En effet, elle contribue à apaiser les réponses de stress. Chez le rat, par exemple, l’administration d’ocytocine réduit les niveaux de cortisol, l’hormone du stress, et favorise un état de calme. Cette capacité de l’attachement à atténuer le stress est l’un des fondements de son rôle dans le bien-être émotionnel, un aspect particulièrement pertinent en thérapie par le massage, où le toucher doux et intentionnel peut aider à réduire le stress et créer un sentiment de sécurité.
En cas de perturbation de l’attachement dans les premiers instants de vie, on observe un stress qui provoque un remodelage de l’architecture neuronale dans des zones clés du cerveau, avec de plus grands risques de développement de troubles des conduites addictives, dépressifs, anxieux, de mémoire, d’apprentissage, immunitaires ou encore métaboliques.
L’attachement et le plaisir
Au-delà de la régulation du stress, l’attachement active le système de récompense cérébral, un circuit qui renforce les comportements essentiels pour la survie en procurant du plaisir.

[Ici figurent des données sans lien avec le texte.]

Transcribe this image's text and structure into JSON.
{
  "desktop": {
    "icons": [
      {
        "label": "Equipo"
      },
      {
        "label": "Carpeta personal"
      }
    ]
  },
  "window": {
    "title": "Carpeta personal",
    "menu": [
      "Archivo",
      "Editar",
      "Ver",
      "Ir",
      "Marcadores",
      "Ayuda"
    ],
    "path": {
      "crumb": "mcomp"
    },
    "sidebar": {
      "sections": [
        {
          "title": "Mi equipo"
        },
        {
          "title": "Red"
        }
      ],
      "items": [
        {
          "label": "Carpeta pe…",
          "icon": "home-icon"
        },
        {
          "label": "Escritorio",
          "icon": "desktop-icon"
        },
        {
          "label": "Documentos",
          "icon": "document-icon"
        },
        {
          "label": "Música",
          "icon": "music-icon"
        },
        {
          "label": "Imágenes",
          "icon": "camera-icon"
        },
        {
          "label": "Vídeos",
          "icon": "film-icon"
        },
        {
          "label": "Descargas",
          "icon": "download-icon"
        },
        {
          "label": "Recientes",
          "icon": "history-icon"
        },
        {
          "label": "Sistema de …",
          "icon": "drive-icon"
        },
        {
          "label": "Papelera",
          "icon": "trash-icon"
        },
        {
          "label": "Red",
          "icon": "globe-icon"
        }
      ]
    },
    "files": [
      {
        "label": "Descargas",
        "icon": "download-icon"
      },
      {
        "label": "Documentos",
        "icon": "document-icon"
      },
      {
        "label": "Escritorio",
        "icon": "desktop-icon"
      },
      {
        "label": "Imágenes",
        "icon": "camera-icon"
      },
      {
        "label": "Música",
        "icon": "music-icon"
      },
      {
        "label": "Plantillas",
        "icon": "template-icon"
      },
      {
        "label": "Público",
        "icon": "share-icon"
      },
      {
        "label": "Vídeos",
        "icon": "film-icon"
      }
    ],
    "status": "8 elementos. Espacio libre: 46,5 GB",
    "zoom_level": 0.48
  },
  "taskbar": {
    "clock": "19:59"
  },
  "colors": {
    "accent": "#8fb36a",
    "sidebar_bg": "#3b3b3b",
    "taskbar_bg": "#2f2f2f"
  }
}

Ce système, qui implique notamment la dopamine, est le même qui s’active lors de l’expérience d’émotions positives, de la satisfaction de besoins primaires, ou encore de l’interaction sociale.
Chez les campagnols, les récepteurs de la vasopressine dans certaines zones du cerveau favorisent les comportements monogames. Ce même circuit est impliqué dans le plaisir ressenti lors du contact social et du toucher, renforçant ainsi le lien d’attachement. Chez les humains, ce système de récompense est activé par le contact physique, notamment lors des massages, où la libération d’ocytocine et l’activation des circuits dopaminergiques contribuent à un sentiment de bien-être profond et durable.

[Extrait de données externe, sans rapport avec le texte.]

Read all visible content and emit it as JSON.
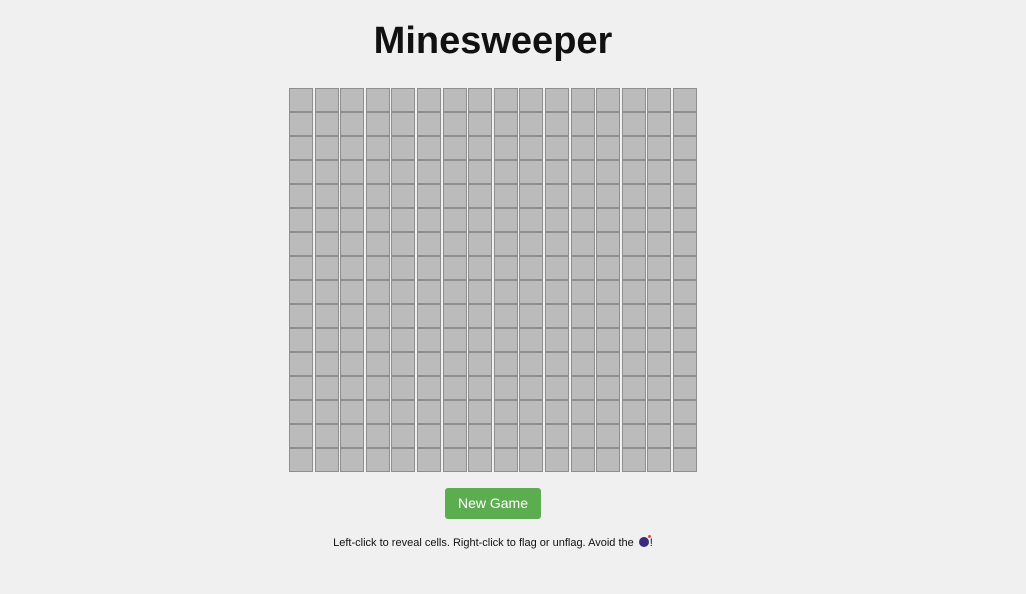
{
  "title": "Minesweeper",
  "board": {
    "rows": 16,
    "cols": 16,
    "cell_state": "hidden",
    "cell_color": "#bbbbbb",
    "cell_border_color": "#8f8f8f"
  },
  "new_game_button": {
    "label": "New Game",
    "color": "#5cad4f"
  },
  "instructions": {
    "text_before": "Left-click to reveal cells. Right-click to flag or unflag. Avoid the",
    "icon": "bomb-icon",
    "text_after": "!"
  },
  "background_color": "#f0f0f0"
}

La thérapie par le toucher
Comprendre la neurobiologie de l’attachement permet aux praticiens en thérapie par le massage d’aller au-delà des simples techniques physiques pour favoriser une connexion empathique avec leurs clients. Le toucher n’est pas seulement une question de manipulation des tissus, mais il peut aussi renforcer les liens d’attachement et activer des réponses neurobiologiques apaisantes.

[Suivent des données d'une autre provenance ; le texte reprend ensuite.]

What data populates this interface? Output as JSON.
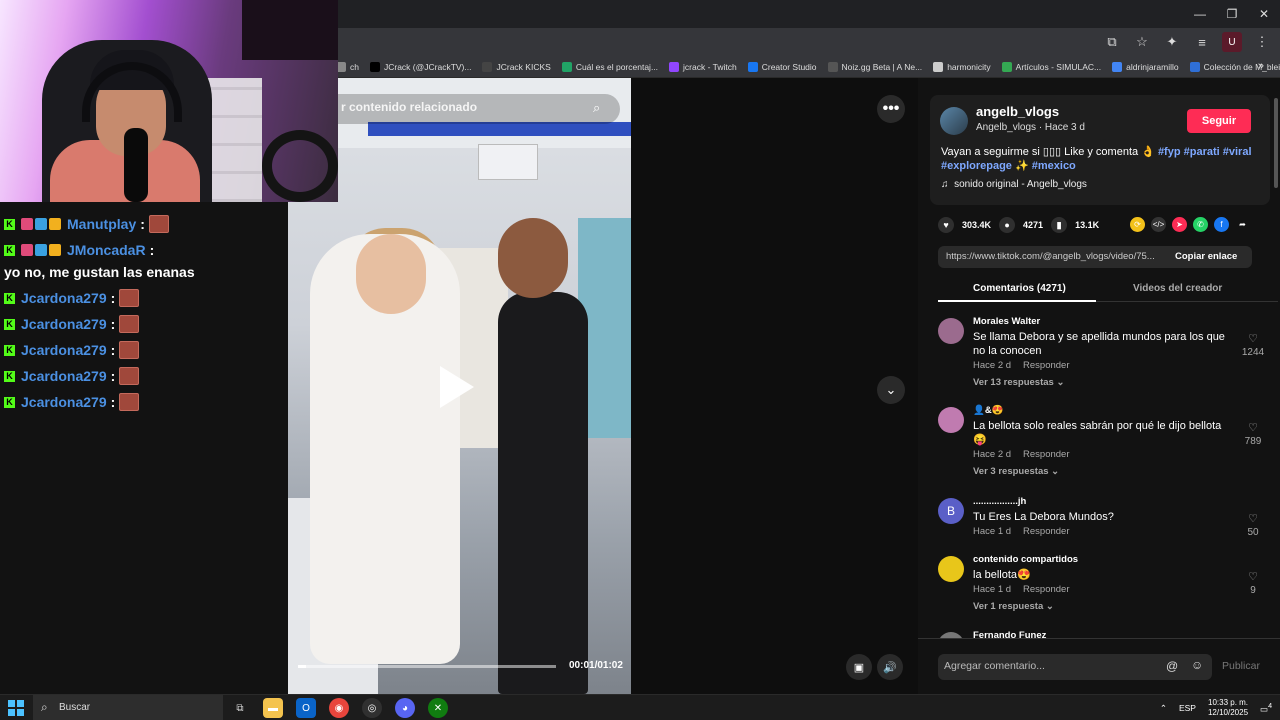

Ainsi, les massages thérapeutiques peuvent non seulement soulager la douleur physique mais aussi promouvoir un état de bien-être émotionnel en réduisant les niveaux de stress et en stimulant les circuits cérébraux du plaisir. Les clients, souvent en quête de sécurité et de réconfort, trouvent dans la thérapie par le massage un espace sûr, où le toucher joue un rôle fondamental dans la guérison émotionnelle.
Conclusion
L’attachement est un pilier de la santé mentale et émotionnelle. Grâce aux découvertes sur l’ocytocine et la vasopressine, il est maintenant évident que les liens affectifs ne se résument pas à des concepts abstraits, mais sont ancrés dans la biologie. En tant que futurs thérapeutes par le massage, comprendre la base neurobiologique de l’attachement permet d’apprécier comment le toucher influe positivement sur la régulation du stress et la recherche de plaisir. Ces connaissances enrichissent la pratique en renforçant les fondements empathiques et relationnels, offrant ainsi aux clients bien plus qu’un simple soin corporel, mais un chemin vers un mieux-être global.
A retenir :
- L’attachement est une connexion émotionnelle essentielle au développement et à la survie, jouant un rôle important dans le bien-être émotionnel dès la naissance.
- Ocytocine et vasopressine : Ces hormones, produites par le cerveau, soutiennent l’attachement et les liens sociaux en réduisant le stress et en renforçant les sentiments de proximité.
- L’attachement aide à réguler le stress et active le système de récompense, ce qui favorise les émotions positives et la satisfaction.
- En massothérapie, le toucher peut favoriser un état de bien-être durable, apaisant et sécurisant pour les clients en jouant sur les mêmes circuits qui régulent le stress.